South Africa has an “unemployment figure of nearly 30%”…

BHWAAAAA, HA, HA, ha, ha!

SA has a de facto unemployment rate of around 80% – if not more.

90% of the jobs in state departments, provincial departments, municipalities, SOE’s and such, are fake.

Every BEE job is fake.

Leading the BEE pack is the president Ramamamparra – the BEE-BUFFALO-SOLDIER. Everything he has “achieved” was handed to him by SA’s minority-group intellectual servants.

This is at the core of everything that is wrong with post ’94 SA.

The USA has more job openings than people looking for work – for the longest period in its history. A fact you will not hear/see on the entitlement home of the delusional, ultra far left socialist, free-loading, leeches – CNN (and such).

In short: if you want an unemployment rate below five percent, forever, vote for the likes of Donald Trump.

love your description of CCN and cronies

I wonder how often and how intensely and how long the former president of the ANC (and of the country) puzzled over this arithmetic?

He should go and listen to the podcast of Prof.Alwyn Louw on RSG geldsake 24/06/2019

This is paid content..
the writer is a spin dr. just doing his job here trying a cheap spin on the dreadful state of SA’s economy.

Yes tel the ever growing number of jobless young people to chearup, you just have to fight harder for the fewer jobs..

well and non-AA need not even apply.

Dear Adriaan-pse send me some of the good stuff you were using when you wrote this article.I need to get into that same delusional zone to avoid dealing with reality. Thx. PS- i will even pay the postage.

Prof. Alwyn Louw sketched a very very grim picture on RSG geldsake last Friday…..basically there is no hope.

Alright… I’m going to call BS. Every 2nd person I know has been retrenched in the last year.

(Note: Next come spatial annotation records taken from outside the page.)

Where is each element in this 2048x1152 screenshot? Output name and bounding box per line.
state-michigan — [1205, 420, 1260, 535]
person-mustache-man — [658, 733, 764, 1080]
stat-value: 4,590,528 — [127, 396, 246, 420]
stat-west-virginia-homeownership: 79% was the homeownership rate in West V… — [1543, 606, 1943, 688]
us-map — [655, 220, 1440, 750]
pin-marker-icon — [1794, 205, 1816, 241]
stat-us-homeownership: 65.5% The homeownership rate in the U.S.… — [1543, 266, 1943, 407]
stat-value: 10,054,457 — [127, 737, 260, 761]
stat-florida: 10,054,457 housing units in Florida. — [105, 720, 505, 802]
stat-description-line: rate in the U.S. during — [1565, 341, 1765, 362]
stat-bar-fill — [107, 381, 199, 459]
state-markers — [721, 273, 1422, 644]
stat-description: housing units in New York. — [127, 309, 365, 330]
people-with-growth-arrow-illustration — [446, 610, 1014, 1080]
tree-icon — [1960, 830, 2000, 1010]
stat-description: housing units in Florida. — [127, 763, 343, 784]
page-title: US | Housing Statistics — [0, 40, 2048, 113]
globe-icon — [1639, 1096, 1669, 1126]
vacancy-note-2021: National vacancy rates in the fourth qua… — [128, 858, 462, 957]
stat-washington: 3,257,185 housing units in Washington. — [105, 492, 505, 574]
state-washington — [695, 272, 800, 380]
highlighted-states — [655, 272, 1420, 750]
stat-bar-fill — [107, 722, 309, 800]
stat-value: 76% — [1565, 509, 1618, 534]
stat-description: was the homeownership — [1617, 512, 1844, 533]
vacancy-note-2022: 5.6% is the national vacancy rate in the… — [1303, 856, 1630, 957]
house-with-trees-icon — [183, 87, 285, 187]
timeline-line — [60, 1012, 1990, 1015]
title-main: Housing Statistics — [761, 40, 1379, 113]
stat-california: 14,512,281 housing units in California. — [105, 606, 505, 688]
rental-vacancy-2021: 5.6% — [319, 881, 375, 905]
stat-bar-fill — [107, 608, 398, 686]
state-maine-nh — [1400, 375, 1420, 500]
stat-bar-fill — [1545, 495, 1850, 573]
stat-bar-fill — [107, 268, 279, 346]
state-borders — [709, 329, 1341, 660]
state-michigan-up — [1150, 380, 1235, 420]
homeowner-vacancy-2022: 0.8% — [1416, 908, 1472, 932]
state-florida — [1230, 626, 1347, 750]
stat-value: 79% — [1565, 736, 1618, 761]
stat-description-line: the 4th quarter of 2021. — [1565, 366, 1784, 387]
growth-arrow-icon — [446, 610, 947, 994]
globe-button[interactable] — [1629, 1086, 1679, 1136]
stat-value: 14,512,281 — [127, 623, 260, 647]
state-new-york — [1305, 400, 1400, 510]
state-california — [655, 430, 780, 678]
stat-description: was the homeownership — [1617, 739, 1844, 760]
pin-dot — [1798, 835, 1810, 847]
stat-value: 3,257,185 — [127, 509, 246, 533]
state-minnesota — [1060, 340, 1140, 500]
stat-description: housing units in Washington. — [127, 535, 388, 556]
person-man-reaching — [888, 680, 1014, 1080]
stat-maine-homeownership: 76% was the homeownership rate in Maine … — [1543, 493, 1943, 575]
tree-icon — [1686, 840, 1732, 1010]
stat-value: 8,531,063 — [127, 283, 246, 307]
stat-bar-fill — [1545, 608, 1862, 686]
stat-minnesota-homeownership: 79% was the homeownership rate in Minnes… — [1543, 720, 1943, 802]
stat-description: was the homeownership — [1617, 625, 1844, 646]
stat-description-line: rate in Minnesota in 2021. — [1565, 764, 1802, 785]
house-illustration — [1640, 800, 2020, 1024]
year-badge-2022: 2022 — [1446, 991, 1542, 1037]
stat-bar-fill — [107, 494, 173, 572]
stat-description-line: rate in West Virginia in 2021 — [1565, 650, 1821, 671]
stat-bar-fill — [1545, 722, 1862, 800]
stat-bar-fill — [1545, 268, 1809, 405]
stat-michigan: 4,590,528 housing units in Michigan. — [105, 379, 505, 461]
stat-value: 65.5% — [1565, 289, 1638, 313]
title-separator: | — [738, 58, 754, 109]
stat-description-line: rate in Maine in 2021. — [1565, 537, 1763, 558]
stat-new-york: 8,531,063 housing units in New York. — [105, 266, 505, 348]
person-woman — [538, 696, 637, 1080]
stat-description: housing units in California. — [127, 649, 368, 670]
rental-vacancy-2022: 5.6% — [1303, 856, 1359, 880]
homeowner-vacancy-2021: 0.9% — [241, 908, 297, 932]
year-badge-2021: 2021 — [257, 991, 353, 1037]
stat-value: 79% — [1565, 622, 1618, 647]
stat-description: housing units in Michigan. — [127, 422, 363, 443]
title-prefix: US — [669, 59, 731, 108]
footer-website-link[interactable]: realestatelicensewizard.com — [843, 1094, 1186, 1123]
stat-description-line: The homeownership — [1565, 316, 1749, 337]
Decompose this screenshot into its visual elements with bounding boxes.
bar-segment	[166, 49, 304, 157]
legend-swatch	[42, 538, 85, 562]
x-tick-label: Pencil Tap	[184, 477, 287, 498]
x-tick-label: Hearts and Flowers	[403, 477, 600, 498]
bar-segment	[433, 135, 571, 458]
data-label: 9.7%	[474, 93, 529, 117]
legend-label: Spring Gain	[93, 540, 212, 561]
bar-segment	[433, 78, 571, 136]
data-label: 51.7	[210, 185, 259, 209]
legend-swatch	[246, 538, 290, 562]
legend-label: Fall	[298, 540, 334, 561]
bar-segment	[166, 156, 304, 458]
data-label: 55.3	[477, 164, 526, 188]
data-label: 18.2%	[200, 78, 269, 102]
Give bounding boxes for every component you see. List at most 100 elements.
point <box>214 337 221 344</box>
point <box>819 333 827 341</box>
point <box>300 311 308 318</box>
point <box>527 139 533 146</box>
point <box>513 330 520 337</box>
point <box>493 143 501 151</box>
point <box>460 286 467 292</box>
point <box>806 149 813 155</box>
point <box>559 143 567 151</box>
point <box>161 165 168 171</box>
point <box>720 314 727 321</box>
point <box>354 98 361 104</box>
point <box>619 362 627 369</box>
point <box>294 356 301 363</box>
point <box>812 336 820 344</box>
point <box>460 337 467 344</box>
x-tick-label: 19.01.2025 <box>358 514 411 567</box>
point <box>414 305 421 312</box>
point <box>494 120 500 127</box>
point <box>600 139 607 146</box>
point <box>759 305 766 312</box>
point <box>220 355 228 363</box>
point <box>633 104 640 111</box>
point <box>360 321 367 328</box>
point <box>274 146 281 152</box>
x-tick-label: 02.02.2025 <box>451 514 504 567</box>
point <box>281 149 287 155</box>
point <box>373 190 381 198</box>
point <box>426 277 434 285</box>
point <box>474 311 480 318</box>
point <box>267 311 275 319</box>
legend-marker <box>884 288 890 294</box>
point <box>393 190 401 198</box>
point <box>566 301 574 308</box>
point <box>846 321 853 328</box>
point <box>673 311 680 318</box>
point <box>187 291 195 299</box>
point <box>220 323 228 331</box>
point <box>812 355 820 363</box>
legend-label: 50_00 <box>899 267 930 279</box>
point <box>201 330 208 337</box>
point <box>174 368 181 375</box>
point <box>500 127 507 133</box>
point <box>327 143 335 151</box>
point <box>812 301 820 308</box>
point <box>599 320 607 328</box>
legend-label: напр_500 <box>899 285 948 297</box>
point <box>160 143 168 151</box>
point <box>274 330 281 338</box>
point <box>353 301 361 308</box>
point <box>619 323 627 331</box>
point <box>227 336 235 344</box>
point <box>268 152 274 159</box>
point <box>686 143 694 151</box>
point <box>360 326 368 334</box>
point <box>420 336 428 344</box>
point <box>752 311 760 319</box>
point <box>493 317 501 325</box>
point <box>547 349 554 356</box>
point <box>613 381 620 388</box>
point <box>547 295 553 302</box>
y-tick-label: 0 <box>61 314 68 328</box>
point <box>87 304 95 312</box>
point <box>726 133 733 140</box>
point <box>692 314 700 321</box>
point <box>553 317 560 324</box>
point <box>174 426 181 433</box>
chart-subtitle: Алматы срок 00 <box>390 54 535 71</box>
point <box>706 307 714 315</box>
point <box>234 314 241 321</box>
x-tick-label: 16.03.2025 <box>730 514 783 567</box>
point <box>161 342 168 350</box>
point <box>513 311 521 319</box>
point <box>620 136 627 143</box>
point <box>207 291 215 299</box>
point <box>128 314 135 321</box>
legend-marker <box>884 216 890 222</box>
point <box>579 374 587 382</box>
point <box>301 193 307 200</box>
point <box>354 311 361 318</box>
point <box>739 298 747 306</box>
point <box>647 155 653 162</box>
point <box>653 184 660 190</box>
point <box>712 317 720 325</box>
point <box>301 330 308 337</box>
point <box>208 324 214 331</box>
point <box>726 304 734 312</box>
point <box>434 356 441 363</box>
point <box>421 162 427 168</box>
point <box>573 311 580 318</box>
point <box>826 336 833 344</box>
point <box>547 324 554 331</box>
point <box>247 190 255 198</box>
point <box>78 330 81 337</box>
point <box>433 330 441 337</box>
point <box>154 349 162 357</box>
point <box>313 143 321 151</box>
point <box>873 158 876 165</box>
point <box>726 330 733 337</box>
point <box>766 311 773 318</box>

Sure, some were retrenched the year before.

Okay, so, the point of this article is that, despite all the doom and gloom, South Africa is creating some jobs, which is indeed cause for celebration, congrats to those guys who found those jobs…

Still though, much like the official inflation rate vs the “what’s in my shopping trolley” inflation rate, context and reality tell a different story, take a walk through your local mall/shopping center and the miserable facial expressions on many faces say it all.

Those jobs in the financial services sector are all call centre agents who phone me 10 times a day to sell me every type of insurance you can imagine.